A razor-thin vote is expected Tuesday at the UN that pits the power of the UN secretary general against the UN member states over marital status benefits for LGBT employees. The question is: what is the basis for allowing spousal benefits to UN-employed couples who are of the same-sex?
Since 2004, the UN has allowed such benefits but limited them to couples whose home countries allow for same-sex marriage. A same-sex couple married in Norway, for instance, may receive UN spousal benefits because Norway allows same-sex marriage. On the other hand, a gay couple from Russia, married in Massachusetts, would not be eligible for UN spousal benefits because their home country does not allow it.
Last summer, the UN secretary general issued new guidelines allowing benefits for same-sex couple regardless of the laws in their own countries. This was met with strong pushback from traditional countries in the UN budget committee in December, where the matter was deferred until this week. The question becomes: does the secretary general have the authority to unilaterally change a decision of the UN General Assembly?

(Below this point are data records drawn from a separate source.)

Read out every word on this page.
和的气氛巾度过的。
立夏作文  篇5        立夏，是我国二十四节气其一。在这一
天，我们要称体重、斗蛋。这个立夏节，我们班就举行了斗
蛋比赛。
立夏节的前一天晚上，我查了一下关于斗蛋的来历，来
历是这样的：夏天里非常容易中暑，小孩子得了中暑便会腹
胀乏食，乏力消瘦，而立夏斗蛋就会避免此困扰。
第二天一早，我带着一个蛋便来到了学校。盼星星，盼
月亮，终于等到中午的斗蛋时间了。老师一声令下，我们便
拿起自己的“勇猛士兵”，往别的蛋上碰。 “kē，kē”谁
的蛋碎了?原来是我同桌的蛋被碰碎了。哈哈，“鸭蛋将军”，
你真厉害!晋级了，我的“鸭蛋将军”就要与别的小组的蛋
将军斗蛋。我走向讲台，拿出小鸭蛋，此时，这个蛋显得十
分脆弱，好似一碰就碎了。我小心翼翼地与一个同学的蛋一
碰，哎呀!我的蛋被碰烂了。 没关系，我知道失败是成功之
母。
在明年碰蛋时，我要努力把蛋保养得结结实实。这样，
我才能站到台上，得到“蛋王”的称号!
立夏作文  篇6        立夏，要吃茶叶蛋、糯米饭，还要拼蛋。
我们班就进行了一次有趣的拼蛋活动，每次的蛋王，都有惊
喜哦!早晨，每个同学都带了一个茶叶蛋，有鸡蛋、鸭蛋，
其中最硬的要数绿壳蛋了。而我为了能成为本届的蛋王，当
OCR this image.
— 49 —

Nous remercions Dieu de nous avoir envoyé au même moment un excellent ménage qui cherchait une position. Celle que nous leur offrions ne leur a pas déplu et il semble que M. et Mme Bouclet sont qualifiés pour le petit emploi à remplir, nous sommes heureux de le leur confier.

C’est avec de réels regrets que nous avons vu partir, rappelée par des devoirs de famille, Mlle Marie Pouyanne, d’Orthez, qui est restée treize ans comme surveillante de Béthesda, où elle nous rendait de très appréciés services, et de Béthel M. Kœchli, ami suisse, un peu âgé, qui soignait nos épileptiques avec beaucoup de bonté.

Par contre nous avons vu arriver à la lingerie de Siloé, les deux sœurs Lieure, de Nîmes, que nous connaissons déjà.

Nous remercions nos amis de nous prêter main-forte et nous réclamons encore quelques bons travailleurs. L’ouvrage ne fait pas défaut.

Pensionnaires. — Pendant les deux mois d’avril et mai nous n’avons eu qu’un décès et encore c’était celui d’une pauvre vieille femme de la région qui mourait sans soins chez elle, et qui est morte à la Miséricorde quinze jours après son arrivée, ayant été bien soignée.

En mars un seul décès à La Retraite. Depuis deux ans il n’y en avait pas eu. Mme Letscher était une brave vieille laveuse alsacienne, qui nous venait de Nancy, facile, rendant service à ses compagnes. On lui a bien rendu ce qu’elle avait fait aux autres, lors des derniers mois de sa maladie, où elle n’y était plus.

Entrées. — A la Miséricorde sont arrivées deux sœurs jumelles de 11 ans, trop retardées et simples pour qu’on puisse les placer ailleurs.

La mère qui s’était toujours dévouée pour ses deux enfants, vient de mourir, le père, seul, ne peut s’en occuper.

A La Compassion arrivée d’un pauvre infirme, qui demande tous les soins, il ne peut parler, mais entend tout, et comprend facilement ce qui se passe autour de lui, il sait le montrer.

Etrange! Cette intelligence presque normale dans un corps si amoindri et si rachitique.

The matter comes to a head Tuesday in what is called the Fifth Committee, the budget committee of the UN General Assembly. The matter is being pushed by the member states of the European Union, who say the secretary general has the authority to decide such benefits for same-sex couples. Because the European Union gives the most money to the UN system, its wishes hold great sway.
The move to block is being led by the Russian Federation, which, as a matter of principle, insists the secretary general does not have such unilateral power, particularly since the guidelines the UN has operated under since 2004 are based on a UN General Assembly resolution. Stefano Gennarini, legal expert with C-Fam (Center for Family and Human Rights), a UN-accredited non-governmental organization, told Breitbart News, “The Secretary General has openly defied that resolution. No matter how the EU tries to paint it, countries will not tolerate that the Secretary General follows directions of donor countries instead of the General Assembly.”
The push and pull of the UN Secretariat, headed by the secretary general and the member states of the General Assembly is an old story at Turtle Bay in New York. “General Assembly resolutions are the highest authority at the UN because every country has one vote. Once poor countries start losing their say through the GA, the UN becomes a tool for donor countries to do as they wish,” Gennarini told Breitbart News.
Gennarini, who follows the work of the General Assembly closely, said the issue will likely be decided by how many developing world delegations the U.S. and EU can persuade not to show up for the vote or abstain. He stated, “The U.S. and EU have been making the rounds for six years, begging countries to abstain or not show up for votes on LGBT issues.” He said the strategy has largely not worked, as LGBT issues have been stymied in the UN for years.
The issue will be decided Tuesday on how many Africans show up to vote and how many Africans and Asians will abstain. A handful of Latin American countries can be counted on to stand with Russia, including Paraguay, Bolivia, and possibly Nicaragua. Gennarini said the effort is part of a stealth campaign to inject LGBT issues into the lifeblood of the UN as part of a long-term attempt to make sexual orientation and gender identity new categories of non-discrimination in international law on par with freedom of religion.